2023 Conference – Program

The conference will start at 10am on Friday 2 June, and will end on Saturday 3 June at 5pm. On Friday evening there will be a conference dinner for the speakers.

A detailed program can be found here.

Keynote Speakers

  • Anna Marmodoro (University of Durham / Oxford)
  • Anne Sauvagnargues (UniversitĂ© Paris Nanterre)
  • David Wong (Duke University)

Abstracts

Anna Marmodoro:
Parmenidean Essentialism

It is a (philosophical) commonplace to think that Parmenides’ philosophical influence on Western thought is all or mainly due to his ban of change, understood as the passage from being to non-being and vice versa. Here I argue that the most influential philosophical idea Parmenides bequeathed to us is a criterion for substancehood, according to which there is no division of any kind between a substance and what makes it what it is (its essence, in Aristotelian terms). This is a type of essentialism which denies ‘essential predication’ and all types of substance-making-relations. I call it Parmenidean Essentialism. I contend that it is different from today’s essentialism (wrongly, I contend, attributed to Aristotle), according to which substances are characterised by essential properties, whose loss they cannot survive. I show that Plato and Aristotle endorsed Parmenides’ criterion for substancehood, and in conceiving of their respective substances as kath’ auto beings, identified and responded to various ‘threats’ of division within a substance.
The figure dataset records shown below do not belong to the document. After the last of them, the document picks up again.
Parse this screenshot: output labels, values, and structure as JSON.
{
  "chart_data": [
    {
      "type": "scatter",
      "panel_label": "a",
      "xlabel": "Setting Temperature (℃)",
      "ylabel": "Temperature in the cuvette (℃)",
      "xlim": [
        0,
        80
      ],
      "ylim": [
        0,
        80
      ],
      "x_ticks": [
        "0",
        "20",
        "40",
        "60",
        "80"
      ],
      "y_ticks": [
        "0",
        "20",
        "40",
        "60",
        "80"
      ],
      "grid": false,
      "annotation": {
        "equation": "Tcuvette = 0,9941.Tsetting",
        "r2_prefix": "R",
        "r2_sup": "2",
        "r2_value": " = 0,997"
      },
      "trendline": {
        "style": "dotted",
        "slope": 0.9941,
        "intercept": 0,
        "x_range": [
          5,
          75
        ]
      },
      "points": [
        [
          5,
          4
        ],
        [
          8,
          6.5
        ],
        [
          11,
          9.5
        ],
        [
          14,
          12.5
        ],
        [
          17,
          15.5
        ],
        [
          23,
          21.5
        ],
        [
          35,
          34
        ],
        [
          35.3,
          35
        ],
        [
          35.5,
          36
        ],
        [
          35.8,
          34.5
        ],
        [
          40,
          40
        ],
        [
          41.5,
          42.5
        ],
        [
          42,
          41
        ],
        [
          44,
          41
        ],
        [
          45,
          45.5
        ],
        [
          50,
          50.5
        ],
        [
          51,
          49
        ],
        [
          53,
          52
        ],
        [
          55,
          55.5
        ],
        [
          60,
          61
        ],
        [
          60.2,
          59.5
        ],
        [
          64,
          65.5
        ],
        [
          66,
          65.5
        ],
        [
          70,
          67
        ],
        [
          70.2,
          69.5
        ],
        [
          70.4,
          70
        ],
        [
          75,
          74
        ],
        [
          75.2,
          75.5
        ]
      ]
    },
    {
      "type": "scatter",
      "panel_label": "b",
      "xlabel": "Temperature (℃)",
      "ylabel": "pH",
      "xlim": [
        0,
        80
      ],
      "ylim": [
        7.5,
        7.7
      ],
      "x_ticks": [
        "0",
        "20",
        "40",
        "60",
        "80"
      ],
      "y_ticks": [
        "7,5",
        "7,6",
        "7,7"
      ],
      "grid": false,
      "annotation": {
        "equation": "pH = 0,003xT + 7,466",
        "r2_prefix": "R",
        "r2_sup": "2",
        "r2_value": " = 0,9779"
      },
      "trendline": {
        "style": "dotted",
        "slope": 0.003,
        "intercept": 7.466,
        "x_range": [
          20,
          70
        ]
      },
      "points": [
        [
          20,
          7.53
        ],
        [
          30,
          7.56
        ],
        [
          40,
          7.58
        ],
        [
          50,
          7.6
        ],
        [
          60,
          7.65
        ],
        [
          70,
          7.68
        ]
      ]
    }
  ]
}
Such ‘threats’ arise from a substance’s qualitative complexity, its mereological complexity, its hylomorphic complexity, and the complexity of property-instantiation. I examine the metaphysical ‘mechanisms’ Plato and Aristotle developed to address such ‘threats’ of division within a substance, such as the emergence of form, the descendance of form and the holism of the parts of a substance.

David B. Wong:
Zhuangzi on Not Following the Leader

I begin with identifying Confucian metaphors of leadership for the way the mind (or the heart-mind) should lead the whole person. I then discuss how the Daoist text Zhuangzi criticizes this conception of the mind’s leadership as too fixed and rigid–unresponsive to the fluidity and unpredictability of the world. The text suggests as an alternative a way that the whole embodied person can fluidly respond to the world. This alternative ties into some contemporary work, scientific and philosophical, of how the whole person and not just the deliberating mind processes information from the world. I end by discussing how the critique of the fixed and rigid mind can suggest alternative models of political governance that distribute and integrate guidance throughout the body politic.